Alberto Paredes - Europa Press
Sánchez considera importante a participação da Espanha na cúpula sobre a Ucrânia em Paris para deixar clara a posição do país
MADRID, 17 fev. (EUROPA PRESS) -
A segunda vice-presidente e ministra do Trabalho e da Economia Social, Yolanda Díaz, convocou a União Europeia a reagir a uma "ofensiva" ideológica, econômica e cultural "sem precedentes" dos Estados Unidos, no mesmo dia em que os líderes europeus se reúnem em Paris para discutir o futuro da segurança continental.
"A Europa tem que acordar, tem que agir agora, estamos diante de uma ofensiva americana sem precedentes, que não é apenas ideológica, é econômica, é cultural, é muito séria, e é claro que temos uma União Europeia que está ausente, portanto, ela tem que reagir", disse o vice-presidente na segunda-feira em uma entrevista na 'TVE', relatada pela Europa Press.

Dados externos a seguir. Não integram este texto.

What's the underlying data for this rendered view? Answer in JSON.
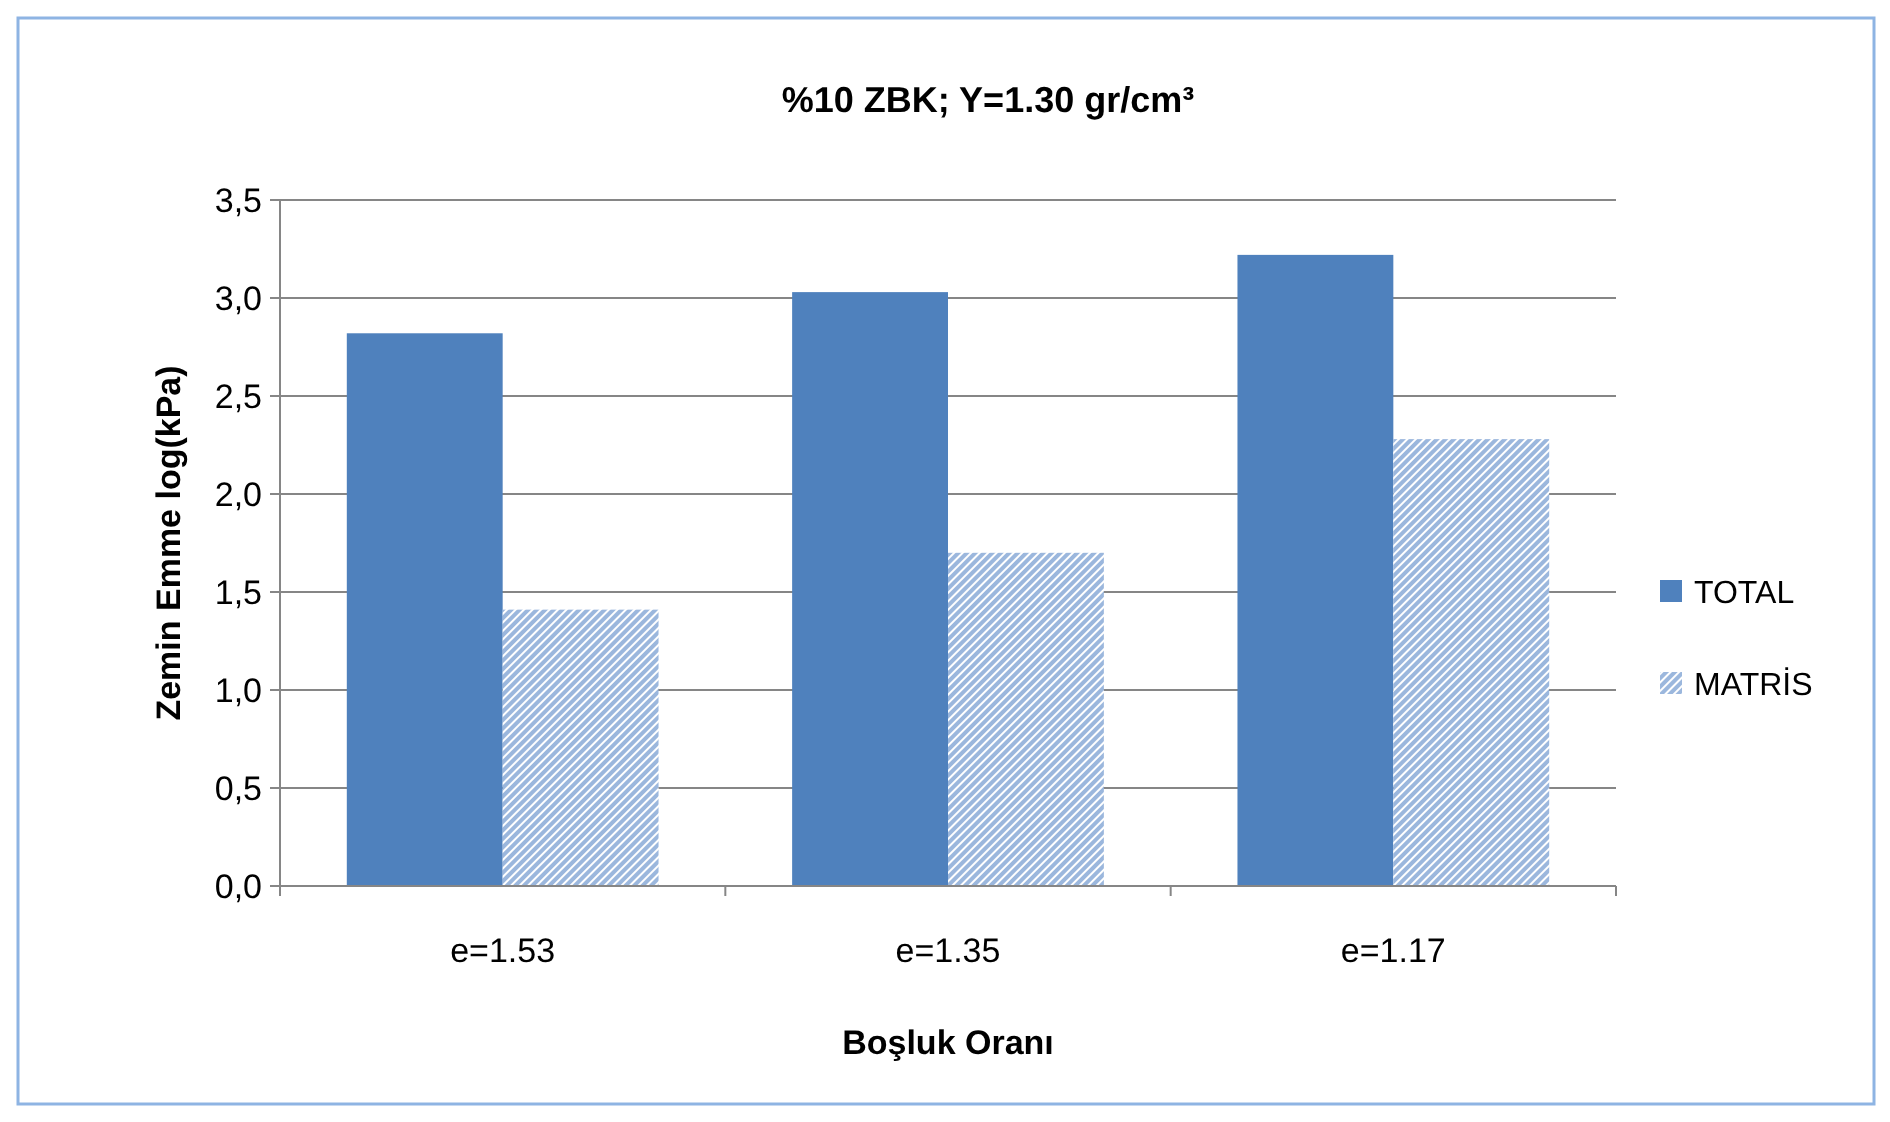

Díaz optou por que a União tenha uma política externa e de defesa "própria", além de responder à guerra de tarifas do presidente dos Estados Unidos, Donald Trump, com uma "autonomia estratégica" que seja "aberta e justa". Em sua opinião, hoje em dia "nenhuma relação econômica que não seja multilateral pode ser considerada".
Por isso, ele afirmou que a Europa "tem que dar um passo à frente" e defender "uma economia que tem que ser multilateral", contra "uma autarquia" em termos econômicos, em uma referência velada aos Estados Unidos, o que lhe parece ser "um absurdo sem precedentes".
Da mesma forma, insistiu que falar de política de defesa não se trata apenas de investir uma porcentagem maior do PIB em armamentos, mas também de "reorganizar o número de tropas" que todos os Estados-membros têm e planejar uma política de defesa comum em um momento de "arqui-complexidade" em nível geopolítico.
Nesse sentido, o vice-presidente considerou "importante" que o presidente do governo, Pedro Sánchez, participe da cúpula informal sobre a Ucrânia e a segurança europeia, que será realizada nesta segunda-feira em Paris, e o incentivou a "expor a posição do nosso país em preto e branco" e a pedir que "a Europa acorde".
"Não é possível avançar em um processo de reconstrução da paz ou de reconstrução de um povo sem a participação do povo ucraniano, e isso também não pode acontecer sem a Europa", concluiu Díaz sobre a posição que a Espanha defenderá na reunião.